Clinicians are not merely uninformed, but are actively advocating against the use of medications like naltrexone to treat addiction?
Some of them are. In certain cases it’s almost a religious issue; there are a lot of religious aspects to Alcoholics Anonymous (AA) groups, for example. I think AA is wonderful, but it’s not based on science. It can help, but it’s not enough. People who are on naltrexone can get a lot of benefit from AA. But too often the people who are running rehabilitation programs are untrained non-medical professionals, and they may tell a patient who is on medication, be it naltrexone for alcoholism or lithium for bipolar disorder, to stop taking it. Or they may disparage the medication by suggesting that it is “just” a crutch.
This is what’s so frustrating about this field. It’s hard enough to study it, but when you find something that works and doctors are actively encouraging their patients not to take it, it’s really a pity.
You’ve advocated for better medical-school training on addiction. Why?
We think addiction is one of the most important illnesses that physicians will encounter. No matter which specialty you’re in, there are a tremendous number of patients who have some sort of substance abuse problem. Fortunately, many different kinds of medications have been developed to treat addictions.
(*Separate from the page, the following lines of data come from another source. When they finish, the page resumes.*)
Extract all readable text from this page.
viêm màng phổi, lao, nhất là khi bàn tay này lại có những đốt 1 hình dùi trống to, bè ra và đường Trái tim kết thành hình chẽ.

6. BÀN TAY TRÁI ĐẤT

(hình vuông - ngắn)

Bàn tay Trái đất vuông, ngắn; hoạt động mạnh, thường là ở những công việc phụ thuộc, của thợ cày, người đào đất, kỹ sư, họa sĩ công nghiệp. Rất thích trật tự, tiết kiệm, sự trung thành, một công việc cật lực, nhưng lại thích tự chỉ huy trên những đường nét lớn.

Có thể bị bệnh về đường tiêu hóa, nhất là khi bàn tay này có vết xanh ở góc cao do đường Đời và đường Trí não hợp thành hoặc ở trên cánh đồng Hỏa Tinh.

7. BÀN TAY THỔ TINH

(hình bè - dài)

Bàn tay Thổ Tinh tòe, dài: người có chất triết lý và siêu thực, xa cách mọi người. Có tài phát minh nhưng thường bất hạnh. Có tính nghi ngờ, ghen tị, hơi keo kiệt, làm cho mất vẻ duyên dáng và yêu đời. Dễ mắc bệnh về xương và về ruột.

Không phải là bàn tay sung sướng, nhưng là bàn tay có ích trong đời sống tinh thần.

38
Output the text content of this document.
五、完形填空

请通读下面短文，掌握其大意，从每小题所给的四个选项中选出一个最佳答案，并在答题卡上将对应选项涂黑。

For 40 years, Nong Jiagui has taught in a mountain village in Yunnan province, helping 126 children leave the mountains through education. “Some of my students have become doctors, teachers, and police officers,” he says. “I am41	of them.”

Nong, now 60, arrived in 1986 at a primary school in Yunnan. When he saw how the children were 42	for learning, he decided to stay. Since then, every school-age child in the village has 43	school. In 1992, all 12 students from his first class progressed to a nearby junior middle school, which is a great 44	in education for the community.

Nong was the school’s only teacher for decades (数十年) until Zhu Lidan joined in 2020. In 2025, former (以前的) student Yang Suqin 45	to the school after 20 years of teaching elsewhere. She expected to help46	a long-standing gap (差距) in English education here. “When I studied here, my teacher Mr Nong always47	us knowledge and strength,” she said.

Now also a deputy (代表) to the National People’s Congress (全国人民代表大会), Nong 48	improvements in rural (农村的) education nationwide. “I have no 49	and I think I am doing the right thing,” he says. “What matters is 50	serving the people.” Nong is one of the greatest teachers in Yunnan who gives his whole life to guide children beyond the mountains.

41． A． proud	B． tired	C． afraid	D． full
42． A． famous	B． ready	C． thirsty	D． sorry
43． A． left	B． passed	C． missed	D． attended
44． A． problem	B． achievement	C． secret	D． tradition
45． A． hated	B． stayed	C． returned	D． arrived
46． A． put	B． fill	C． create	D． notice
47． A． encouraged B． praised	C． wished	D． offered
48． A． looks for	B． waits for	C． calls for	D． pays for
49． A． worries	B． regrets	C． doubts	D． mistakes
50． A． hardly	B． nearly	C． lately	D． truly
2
Unfortunately, this is largely unknown to clinicians who are treating addiction. As a result, given the large number of people who need treatment, we have relatively few patients getting treatment of any kind. And, most of those getting treatment are not being given medications. That’s a pity because, as I mentioned, we have very good, controlled, double-blind trials showing the benefits of medication.
It’s one of the neglected areas in medicine. As a result of this neglect, a lot of non-physician self-help programs have been developed. While these programs can be very good, they’re not complete. If people have only them, and not a well-trained doctor they can go to for medical treatment as well, they risk missing out on all the scientific advances that have been made in understanding and treating addiction over the past several decades.
#
[i] As of September 1, 2011
[ii] Coviello DM, Cornish JW, Lynch KG, Boney TY, Clark CA, Lee JD, Friedmann PD, Nunes EV, Kinlock TW, Gordon MS, Schwartz RP, Nuwayser ES, O’Brien CP. A multi-site pilot study of extended-release injectable naltrexone treatment for previously opioid-dependent parolees and probationers. Substance Abuse. In press.